It’s no surprise that there are many children’s books about grief. After all, we live in a world where young parents die of cancer, where a three-year-old Syrian refugee washes up on a beach, where pets get hit by cars, and where the morning news show video footage of a young man dying from a police chokehold. Children are exposed to so many types of grief from very early on in their lives, and many children’s books have some theme of grief in them. Here are four fiction books that examine grief from a child’s point of view.
The Heart and the Bottle by Oliver Jeffers (Picture Book)
Oliver Jeffers, author of Stuck and This Moose Belongs to Me, brings his signature illustrations to the more serious theme of a girl losing her grandfather. The book doesn’t try to over explain or downplay the length of grief, instead peeking over the girl’s shoulder as she goes from childhood until adulthood sheltering her heart from pain by keeping her heart safe in a bottle. It is a beautifully illustrated book with perfectly chosen words, a thoughtful choice for any child working through grief of a loved one.
Everett Anderson’s Goodbye by Lucille Clifton (Picture Book)
Gentle black and white illustrations go alongside Ms. Clifton’s gorgeous prose as she writes about Everett Anderson’s five stages of grief after the death of his father. From denial to anger and finally to acceptance, Everett’s voice rings out clear and true among the pages and is a book young children, regardless of whether they’ve lost a loved one, will relate to.
The Thing About Jellyfish by Ali Benjamin (Middle Grade Book)
Release date: September 22, 2015
When Suzy’s friend dies in a drowning accident, Suzy is convinced lethal jellyfish are the cause of her death. As Suzy becomes more insistent about her theory, she develops a plan to find out the true cause of her friend’s death, even if it means boarding a plane and leaving the country – alone – to figure it out.
Suzy is a complex character and the story dives deep into her inner thought process. Suzy’s actions seem peculiar at points, but I do believe her story is relevant and will appeal to kids her age.
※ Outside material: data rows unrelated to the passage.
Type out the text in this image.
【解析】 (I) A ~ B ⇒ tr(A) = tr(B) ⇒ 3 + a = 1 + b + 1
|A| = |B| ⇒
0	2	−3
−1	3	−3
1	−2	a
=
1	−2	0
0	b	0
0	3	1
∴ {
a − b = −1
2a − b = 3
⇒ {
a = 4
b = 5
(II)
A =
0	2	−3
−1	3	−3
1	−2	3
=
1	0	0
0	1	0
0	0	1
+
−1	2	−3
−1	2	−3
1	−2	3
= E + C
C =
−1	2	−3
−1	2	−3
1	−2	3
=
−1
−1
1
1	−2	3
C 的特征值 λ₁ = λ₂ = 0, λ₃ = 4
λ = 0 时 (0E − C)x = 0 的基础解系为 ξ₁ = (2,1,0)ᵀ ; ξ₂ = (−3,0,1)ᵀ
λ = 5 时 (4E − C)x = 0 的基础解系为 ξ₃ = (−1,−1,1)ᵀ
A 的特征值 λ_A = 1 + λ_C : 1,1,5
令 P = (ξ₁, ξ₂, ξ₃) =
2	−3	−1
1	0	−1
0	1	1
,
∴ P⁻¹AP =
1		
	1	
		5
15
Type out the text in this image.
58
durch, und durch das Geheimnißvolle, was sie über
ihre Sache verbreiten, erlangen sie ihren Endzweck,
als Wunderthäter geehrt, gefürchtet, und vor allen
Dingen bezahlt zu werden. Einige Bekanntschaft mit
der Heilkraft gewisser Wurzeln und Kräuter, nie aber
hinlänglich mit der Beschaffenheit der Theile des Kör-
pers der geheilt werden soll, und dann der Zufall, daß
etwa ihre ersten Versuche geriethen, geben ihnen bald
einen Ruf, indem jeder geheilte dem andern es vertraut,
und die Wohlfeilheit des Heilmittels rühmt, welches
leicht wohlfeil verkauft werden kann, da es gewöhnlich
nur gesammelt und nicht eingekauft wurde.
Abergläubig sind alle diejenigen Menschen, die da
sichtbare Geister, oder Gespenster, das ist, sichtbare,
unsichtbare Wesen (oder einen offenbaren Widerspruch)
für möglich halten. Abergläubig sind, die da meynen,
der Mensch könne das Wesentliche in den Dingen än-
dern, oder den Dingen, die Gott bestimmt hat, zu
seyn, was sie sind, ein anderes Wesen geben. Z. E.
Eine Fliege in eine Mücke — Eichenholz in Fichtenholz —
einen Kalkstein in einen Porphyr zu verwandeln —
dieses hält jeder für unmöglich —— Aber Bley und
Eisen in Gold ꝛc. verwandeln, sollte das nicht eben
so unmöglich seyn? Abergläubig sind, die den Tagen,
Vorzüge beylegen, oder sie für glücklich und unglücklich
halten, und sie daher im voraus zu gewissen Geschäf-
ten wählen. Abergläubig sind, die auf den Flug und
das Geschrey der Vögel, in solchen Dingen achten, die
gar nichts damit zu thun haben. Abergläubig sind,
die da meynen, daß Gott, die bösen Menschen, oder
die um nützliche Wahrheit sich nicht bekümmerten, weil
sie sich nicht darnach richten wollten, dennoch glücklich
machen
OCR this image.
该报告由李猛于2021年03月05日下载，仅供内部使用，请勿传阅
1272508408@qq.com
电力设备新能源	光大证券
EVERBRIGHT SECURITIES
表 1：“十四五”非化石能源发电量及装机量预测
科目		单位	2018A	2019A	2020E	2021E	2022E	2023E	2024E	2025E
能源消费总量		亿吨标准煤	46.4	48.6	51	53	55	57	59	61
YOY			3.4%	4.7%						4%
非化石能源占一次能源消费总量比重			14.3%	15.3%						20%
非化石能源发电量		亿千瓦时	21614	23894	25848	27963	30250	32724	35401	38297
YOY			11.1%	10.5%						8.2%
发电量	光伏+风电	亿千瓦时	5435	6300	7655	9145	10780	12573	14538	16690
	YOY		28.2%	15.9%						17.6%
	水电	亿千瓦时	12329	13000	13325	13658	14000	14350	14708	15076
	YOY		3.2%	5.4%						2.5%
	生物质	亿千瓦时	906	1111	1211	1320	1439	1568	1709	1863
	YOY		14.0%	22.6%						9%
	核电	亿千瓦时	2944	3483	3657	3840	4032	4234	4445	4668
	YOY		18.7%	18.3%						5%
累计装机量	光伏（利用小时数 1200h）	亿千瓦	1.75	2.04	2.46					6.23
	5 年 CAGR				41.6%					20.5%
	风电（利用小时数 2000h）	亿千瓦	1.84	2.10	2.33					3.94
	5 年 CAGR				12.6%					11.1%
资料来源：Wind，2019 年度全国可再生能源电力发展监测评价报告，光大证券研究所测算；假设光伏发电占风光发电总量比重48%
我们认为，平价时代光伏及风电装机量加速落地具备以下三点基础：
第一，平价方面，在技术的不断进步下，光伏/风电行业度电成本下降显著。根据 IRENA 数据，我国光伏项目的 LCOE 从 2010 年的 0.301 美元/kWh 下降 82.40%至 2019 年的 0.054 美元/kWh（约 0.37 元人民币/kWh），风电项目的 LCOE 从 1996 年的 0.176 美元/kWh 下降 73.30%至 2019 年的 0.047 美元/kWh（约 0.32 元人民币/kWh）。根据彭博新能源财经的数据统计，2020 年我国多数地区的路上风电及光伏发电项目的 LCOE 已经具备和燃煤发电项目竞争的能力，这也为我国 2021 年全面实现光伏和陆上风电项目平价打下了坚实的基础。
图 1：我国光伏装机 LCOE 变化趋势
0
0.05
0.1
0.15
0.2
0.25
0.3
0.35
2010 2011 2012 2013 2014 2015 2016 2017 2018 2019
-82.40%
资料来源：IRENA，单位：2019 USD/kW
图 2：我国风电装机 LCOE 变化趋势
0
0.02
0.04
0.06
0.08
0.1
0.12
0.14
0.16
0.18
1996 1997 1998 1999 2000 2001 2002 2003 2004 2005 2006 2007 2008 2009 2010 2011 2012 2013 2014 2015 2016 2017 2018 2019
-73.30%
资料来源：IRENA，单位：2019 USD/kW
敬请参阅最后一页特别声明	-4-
A Long Walk to Water by Linda Sue Park (Middle Grade Book)
This is one of the most powerful and important books to read if you’re finding yourself at a loss of words when explaining the refugee crisis to children. Told in alternating viewpoints, the book follows two eleven-year-olds living in Sudan, a girl in 2008 and a boy in 1985. Salva, the boy, flees his home when rebels attack. He sets off across the African continent searching for safety and his family, crossing rivers crawling with crocodiles and walking among hungry lions and blistering heat. Salva’s courage eventually brings him to a series of refugee camps and finally to safe passage to New York.
Nya, the girl, fetches water by walking two hours to a pond to fill up the family’s jug then back home again. This she does twice a day, everyday. The book concludes with Salva’s and Nya’s lives intersecting in a powerful and astonishing way.